Entre esses contratos estava o acordo com o Banco Master, alvo de investigação policial e de liquidação extrajudicial no ano passado.
Contratos privados antes do cargo
Gleisi afirmou que, ao receber o convite para o ministério, Lewandowski se desvinculou das atividades de consultoria e do escritório de advocacia, em conformidade com a Lei 12.813/2013, que trata dos conflitos de interesse de ex-agentes públicos.
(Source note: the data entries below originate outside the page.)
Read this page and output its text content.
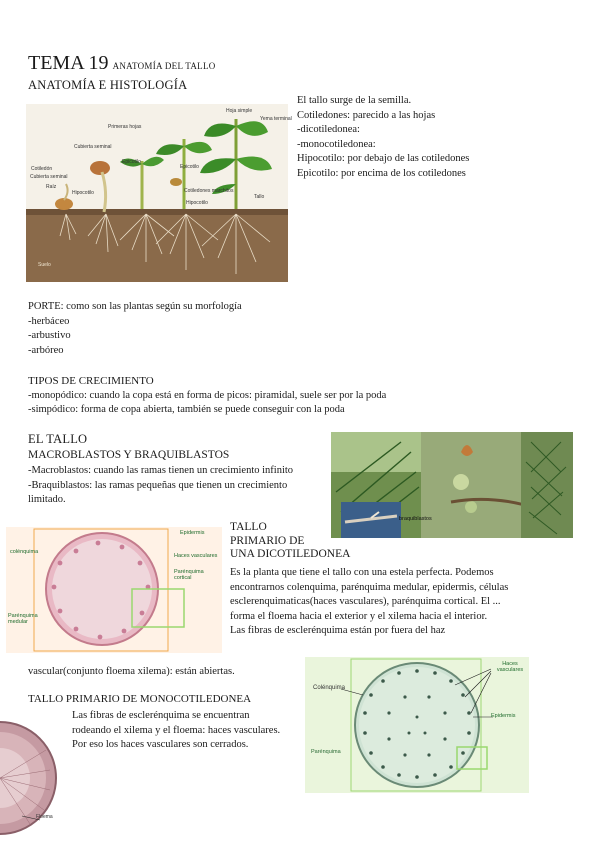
TEMA 19 ANATOMÍA DEL TALLO
ANATOMÍA E HISTOLOGÍA
Primeras hojas
Cubierta seminal
Epicotilo
Cotiledón
Raíz
Hipocotilo
Epicotilo
Cotiledones marchitos
Hipocotilo
Tallo
Hoja simple
Yema terminal
Cubierta seminal
Suelo
El tallo surge de la semilla.
Cotiledones: parecido a las hojas
-dicotiledonea:
-monocotiledonea:
Hipocotilo: por debajo de las cotiledones
Epicotilo: por encima de los cotiledones
PORTE: como son las plantas según su morfología
-herbáceo
-arbustivo
-arbóreo
TIPOS DE CRECIMIENTO
-monopódico: cuando la copa está en forma de picos: piramidal, suele ser por la poda
-simpódico: forma de copa abierta, también se puede conseguir con la poda
EL TALLO
MACROBLASTOS Y BRAQUIBLASTOS
-Macroblastos: cuando las ramas tienen un crecimiento infinito
-Braquiblastos: las ramas pequeñas que tienen un crecimiento
limitado.
braquiblastos
Epidermis
colénquima
Haces vasculares
Parénquima cortical
Parénquima medular
TALLO
PRIMARIO DE
UNA DICOTILEDONEA
Es la planta que tiene el tallo con una estela perfecta. Podemos
encontrarnos colenquima, parénquima medular, epidermis, células
esclerenquimaticas(haces vasculares), parénquima cortical. El ...
forma el floema hacia el exterior y el xilema hacia el interior.
Las fibras de esclerénquima están por fuera del haz
vascular(conjunto floema xilema): están abiertas.
TALLO PRIMARIO DE MONOCOTILEDONEA
Las fibras de esclerénquima se encuentran
rodeando el xilema y el floema: haces vasculares.
Por eso los haces vasculares son cerrados.
Colénquima
Haces vasculares
Epidermis
Parénquima
Floema
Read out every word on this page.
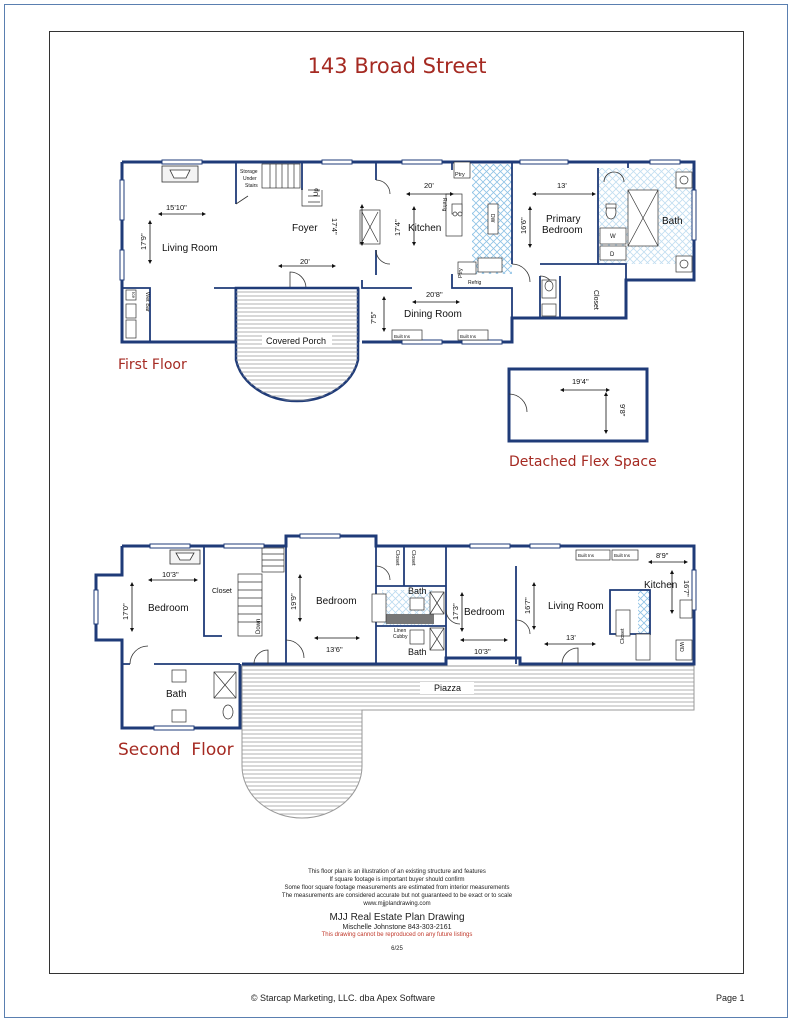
143 Broad Street
Living Room
15'10"
17'9"
Storage
Under
Stairs
Up
Foyer
20'
17'4"	Kitchen
20'
17'4"
Ptry
DW
Refrig
Refrig
Ptry
Primary
Bedroom
13'
16'6"	Bath
W
D
Closet
Dining Room
20'8"
7'5"
Built Ins	Built Ins
Wet Bar
Ice
Covered Porch
19'4"
9'8"
Bedroom
10'3"
17'0"
Closet
Down
Bath
Bedroom
13'6"
19'9"
Bath
Bath
Linen
Cubby
Closet Closet
Bedroom
10'3"
17'3"	Living Room
13'
16'7"
Kitchen
8'9"
16'7"
Built Ins	Built Ins
Closet
W/D
Piazza
First Floor
Detached Flex Space
Second  Floor
This floor plan is an illustration of an existing structure and features
If square footage is important buyer should confirm
Some floor square footage measurements are estimated from interior measurements
The measurements are considered accurate but not guaranteed to be exact or to scale
www.mjjplandrawing.com
MJJ Real Estate Plan Drawing
Mischelle Johnstone 843-303-2161
This drawing cannot be reproduced on any future listings
6/25
© Starcap Marketing, LLC. dba Apex Software	Page 1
Questionada se o presidente foi informado especificamente sobre o Banco Master, a ministra disse que o magistrado apresentou “todas as suas atividades privadas”, ainda que não recorde se citou nominalmente o banco.
Apurações sobre o Banco Master
O Banco Master entrou na mira da Polícia Federal após suspeitas de irregularidades em aplicações de fundos de pensão estaduais. O inquérito resultou na prisão do controlador da instituição, Daniel Vorcaro, e segue em curso sob supervisão do Ministério da Justiça. Detalhes do andamento podem ser consultados no portal da Polícia Federal.
Gleisi ressaltou que as investigações ocorreram já durante o atual governo, reforçando o discurso de que “não houve interferência política” e que a responsabilização será “estritamente técnica e dentro da legalidade”.
Debate político em torno do caso
Em fala a jornalistas, a ministra atribuiu à oposição a necessidade de explicar relações passadas com o banco, mencionando doações de campanha e investimentos de fundos de pensão vinculados a administrações estaduais adversárias.

Ao mesmo tempo, minimizou a reunião de Lula com Vorcaro, registrada em dezembro de 2024, alegando que o presidente costuma receber empresários do setor financeiro para discutir pautas institucionais.
No contexto da legislação anticorrupção, especialistas lembram que ex-integrantes do Poder Judiciário só podem atuar em consultorias privadas se obedecerem ao período de quarentena e às restrições previstas na Lei 8.112/1990 e no Código de Conduta da Alta Administração Federal.